Que cette mesure est de nature à assurer la conservation des preuves (art. 25
let. a LPAP), la préservation de l'état de fait (art. 25 let. c LPAP) et l'exécution future d'une éventuelle décision de confiscation et de destruction; qu'elle est proportionnée au risque d'atteinte dans la mesure où, d'une part, aucune autre mesure moins incisive ne paraît pouvoir préserver les intérêts susmentionnés et où, d'autre part, l'atteinte aux intérêts de la partie citée – soit l'impossibilité pendant quelques semaines de recevoir les objets qui lui sont destinés – paraît relativement faible;

Que la mesure requise sera donc ordonnée;

Que le requérant sollicite en second lieu qu'il soit fait interdiction à la partie citée, sous la menace de la peine prévue à l'art. 292 CP, d'importer des objets portant illicitement des signes publics suisses ou des signes susceptibles d'être confondus avec eux, et ce jusqu'à droit connu sur le présent litige;

Qu'une telle interdiction – sans limite de temps – résulte cependant déjà de l'art. 28 al. 1 let. a LPAP, selon lequel l'importation intentionnelle d'objets portant illicitement des signes publics suisses ou des signes susceptibles d'être confondus avec eux est punie d'une peine privative de liberté d'un an au plus ou d'une peine pécuniaire;

Que la seconde mesure sollicitée n'est donc ni nécessaire ni propre à atteindre le résultat souhaité, de telle sorte qu'elle ne sera pas ordonnée;

Qu'il sera statué sur les frais dans l'ordonnance à rendre sur mesures provisionnelles;

Qu'aucun recours n'est ouvert contre la présente ordonnance (ATF 139 III 86 consid. 1.1.1; 137 III 417; arrêts du Tribunal fédéral 5A_369/2019 du 28 mai 2019 consid. 3; 5A_253/2017 du 4 avril 2017 consid. 2; 5A_554/2014 du 21 octobre 2014 consid. 3.2).

* * * * *


PAR CES MOTIFS,
La Chambre civile :

Statuant sur mesures superprovisionnelles sans audition des parties :

Ordonne à l'Administration fédérale des douanes, Douane Ouest, Genève Aéroport, route de l'Aéroport 31, 1215 Genève, de continuer à retenir l'envoi qu'elle a retenu, sous la référence 1______; 2______, contenant deux (2) boîtes C______ avec armoiries suisses (y compris les emballages et les éventuels documents d'accompagnement) jusqu'à droit jugé sur la requête de mesures provisionnelles, et en particulier de ne pas les remettre à A______ ou à des tiers.
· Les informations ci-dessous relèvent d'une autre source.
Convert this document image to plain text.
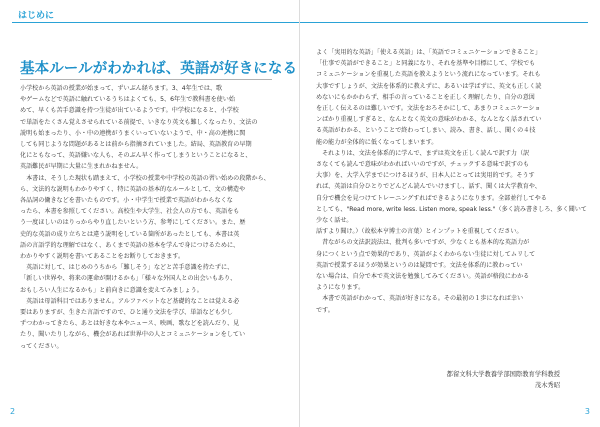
はじめに
基本ルールがわかれば、英語が好きになる

小学校から英語の授業が始まって、ずいぶん経ちます。3、4年生では、歌
やゲームなどで英語に触れているうちはよくても、5、6年生で教科書を使い始
めて、早くも苦手意識を持つ生徒が出ているようです。中学校になると、小学校
で単語をたくさん覚えさせられている前提で、いきなり英文も難しくなったり、文法の
説明も始まったり、小・中の連携がうまくいっていないようで、中・高の連携に関
しても同じような問題があるとは前から指摘されていました。結局、英語教育の早期
化にともなって、英語嫌いな人も、そのぶん早く作ってしまうということになると、
英語難民が早期に大量に生まれかねません。
　本書は、そうした現状も踏まえて、小学校の授業や中学校の英語の習い始めの段階から、
ら、文法的な説明もわかりやすく、特に英語の基本的なルールとして、文の構造や
各品詞の働きなどを書いたものです。小・中学生で授業で英語がわからなくな
ったら、本書を参照してください。高校生や大学生、社会人の方でも、英語をも
う一度ほしいのはりっからやり直したいという方、参考にしてください。また、歴
史的な英語の成り立ちとは違う説明をしている箇所があったとしても、本書は英
語の言語学的な理解ではなく、あくまで英語の基本を学んで身につけるために、
わかりやすく説明を書いてあることをお断りしておきます。
　英語に対して、はじめのうちから「難しそう」などと苦手意識を持たずに、
「新しい世界や、将来の運命が開けるかも」「様々な外国人との出会いもあり、
おもしろい人生になるかも」と前向きに意識を変えてみましょう。
　英語は母語科目ではありません。アルファベットなど基礎的なことは覚える必
要はありますが、生きた言語ですので、ひと通り文法を学び、単語なども少し
ずつわかってきたら、あとは好きな本やニュース、映画、歌などを読んだり、見
たり、聞いたりしながら、機会があれば世界中の人とコミュニケーションをしてい
ってください。

2

よく「実用的な英語」「使える英語」は、「英語でコミュニケーションできること」
「仕事で英語ができること」と同義になり、それを基準や目標にして、学校でも
コミュニケーションを重視した英語を教えようという流れになっています。それも
大事ですしょうが、文法を体系的に教えずに、あるいは学ばずに、英文も正しく読
めないにもかかわらず、相手の言っていることを正しく理解したり、自分の意図
を正しく伝えるのは難しいです。文法をおろそかにして、あまりコミュニケーショ
ンばかり重視しすぎると、なんとなく英文の意味がわかる、なんとなく話されてい
る英語がわかる、ということで終わってしまい、読み、書き、話し、聞くの４技
能の能力が全体的に低くなってしまいます。
　それよりは、文法を体系的に学んで、まずは英文を正しく読んで訳す力（訳
さなくても読んで意味がわかればいいのですが、チェックする意味で訳すのも
大事）を、大学入学までにつけるほうが、日本人にとっては実用的です。そうす
れば、英語は自分ひとりでどんどん読んでいけますし、話す、聞くは大学教育や、
自分で機会を見つけてトレーニングすればできるようになります。全部並行してやる
としても、"Read more, write less. Listen more, speak less."（多く読み書きしろ、多く聞いて少なく話せ。
話すより聞け。）（故松本亨博士の言葉）とインプットを重視してください。
　昔ながらの文法訳読法は、批判も多いですが、少なくとも基本的な英語力が
身につくという点で効果的であり、英語がよくわからない生徒に対してムリして
英語で授業するほうが効果というのは疑問です。文法を体系的に教わってい
ない場合は、自分で本で英文法を勉強してみてください。英語が格段にわかる
ようになります。
　本書で英語がわかって、英語が好きになる。その最初の１歩になれば幸い
です。

都留文科大学教養学部国際教育学科教授
茂木秀昭
3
Rejette pour le surplus les conclusions prises à titre superprovisionnel par l'INSTITUT FEDERAL DE LA PROPRIETE INTELLECTUELLE dans sa requête du 19 février 2024.

Dit qu'il sera statué sur les frais liés à la présente décision dans l'ordonnance rendue sur mesures provisionnelles.

Impartit à A______ un délai de dix jours dès la notification de la présente ordonnance pour répondre par écrit à la requête de mesures provisionnelles formée par l'INSTITUT FEDERAL DE LA PROPRIETE INTELLECTUELLE.

Réserve la suite de la procédure de mesures provisionnelles.

Siégeant :

Monsieur Patrick CHENAUX, président ad interim; Madame Jessica ATHMOUNI, greffière.

 

 

 

 

 

 

 

 

 

S'agissant de mesures superprovisionnelles, il n'y a pas de voie de recours au Tribunal fédéral (ATF 137 III 417 consid. 1.3).